It was not an unusual sight for Andrew Kolpacki. He used to watch NFL games on TV on Sundays, where tens of thousands of fans would yell at the top of their lungs as quarterbacks put their hands on their helmets in a frantic attempt to hear the play call from the sideline or booth.
Upon the approval of coach-to-player helmet communications in 2024 games by the NCAA’s playing rules oversight committee this past spring, Michigan State head football equipment manager Kolpacki understood the Spartans’ quarterbacks and linebackers would face a challenge.
“There had to be some sort of solution,” he stated.
There was, as it happens.
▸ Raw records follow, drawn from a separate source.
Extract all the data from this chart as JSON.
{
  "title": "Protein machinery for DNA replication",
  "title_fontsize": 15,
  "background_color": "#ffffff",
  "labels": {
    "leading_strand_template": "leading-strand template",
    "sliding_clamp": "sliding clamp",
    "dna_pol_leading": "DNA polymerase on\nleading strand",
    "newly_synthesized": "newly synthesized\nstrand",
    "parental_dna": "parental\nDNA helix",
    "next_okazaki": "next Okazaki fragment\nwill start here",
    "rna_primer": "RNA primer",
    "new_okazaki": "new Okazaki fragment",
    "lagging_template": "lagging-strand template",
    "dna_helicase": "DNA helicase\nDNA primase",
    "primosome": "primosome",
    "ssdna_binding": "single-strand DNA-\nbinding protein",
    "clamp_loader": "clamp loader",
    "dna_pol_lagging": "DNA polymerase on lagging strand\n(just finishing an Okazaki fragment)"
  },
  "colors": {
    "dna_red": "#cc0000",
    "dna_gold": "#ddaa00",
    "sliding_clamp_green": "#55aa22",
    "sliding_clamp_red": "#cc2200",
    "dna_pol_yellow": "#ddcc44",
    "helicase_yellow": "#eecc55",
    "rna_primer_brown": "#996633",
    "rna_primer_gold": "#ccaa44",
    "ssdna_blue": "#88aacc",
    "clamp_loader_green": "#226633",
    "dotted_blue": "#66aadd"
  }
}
It was also directly across the street.
Tamara Reid Bush, a professor of mechanical engineering who oversees the school’s Biomechanical Design Research Laboratory and has a football season ticket, was contacted by Kolpacki.
Joe Kolpacki “showed me some photos and said that other teams had just put duct tape inside the (earhole), and he asked me, ‘Do you think we can do anything better than duct tape,?” Bush stated. “And I said, ‘Oh, absolutely.'”
Bush and Rylie DuBois, an undergraduate research assistant at the lab and sophomore majoring in biosystems engineering, set out to use a 3D printer to create earhole inserts from polylactic acid, a bio-based plastic. Taking into consideration the different earhole shapes and sizes depending on the model of helmet was part of the problem.
The inserts helped reduce crowd noise when starting quarterback Aidan Chiles and linebacker Jordan Turner’s helmets were equipped with them after the season began on August 30 with a Friday night home game versus Florida Atlantic.
DuBois sat in the student section at the game.
“I felt such a strong sense of accomplishment and pride,” DuBois stated. “And I told all my friends around me about how I designed what they were wearing on the field.”
Due in part to the wide range of helmet styles and colors that Spartan players can wear on any given Saturday, Bush and DuBois have developed approximately 180 sets of the inserts overall. Additionally, during the season, the engineering team has been improving their design.
Similar actions are being taken by dozens more Bowl Subdivision institutions. XO Armor Technologies, which offers on-site, on-demand 3D printing of athletic wearables, is frequently the source of their 3D-printed earhole covers.
According to Jeff Klosterman, vice president of business development at XO Armor, the Auburn, Alabama-based company has given its version of the earhole covers to the equipment managers of programs from Georgia and Clemson to Boise State and Arizona State in the hopes that the universities will think about working with the company in the future.
At the close of the previous season, the Houston Texans contacted XO Armor about developing a device that would let quarterback C.J. Stroud hear play calls that were sent to his helmet during away games. After working on and finishing one option, XO Armor was contacted again by Ohio State, who had learned that Michigan State was proceeding with helmet inserts and wanted to know whether XO Armor had any other plans.
“We kind of just did this as a one-off favor to the Texans and honestly didn’t forecast it becoming our viral moment in college football,” Klosterman stated. “We’ve now got about 60 teams across college football and the NFL wearing our sound-deadening earhole covers every weekend.”
Only one player per team is allowed to communicate with coaches while on the field, according to the rules. Usually, Turner plays defense while Chiles plays offensive for the Spartans. Chiles has requested that the insert be placed in just one earhole on his helmet, but Turner would like it in both.
Chiles “likes to be able to feel like he has some sort of outward exposure,” Kolpacki said.
Exposure is something the sophomore signal-caller from Long Beach, California, had in away games against Michigan and Oregon this season. Michigan Stadium welcomed 110,000-plus fans for the Oct. 26 matchup between the in-state rivals. And while just under 60,000 packed Autzen Stadium in Eugene, Oregon, for the Ducks’ 31-10 win over Michigan State three weeks earlier, it was plenty loud. “The Big Ten has some pretty impressive venues,” Kolpacki said.
“It can be just deafening,” he said. “That’s what those fans are there for is to create havoc and make it difficult for coaches to get a play call off.”
Something that is a bit easier to handle thanks to Bush and her team. She called the inserts a “win-win-win” for everyone.
“It’s exciting for me to work with athletics and the football team,” she said. “I think it’s really exciting for our students as well to take what they’ve learned and develop and design something and see it being used and executed.”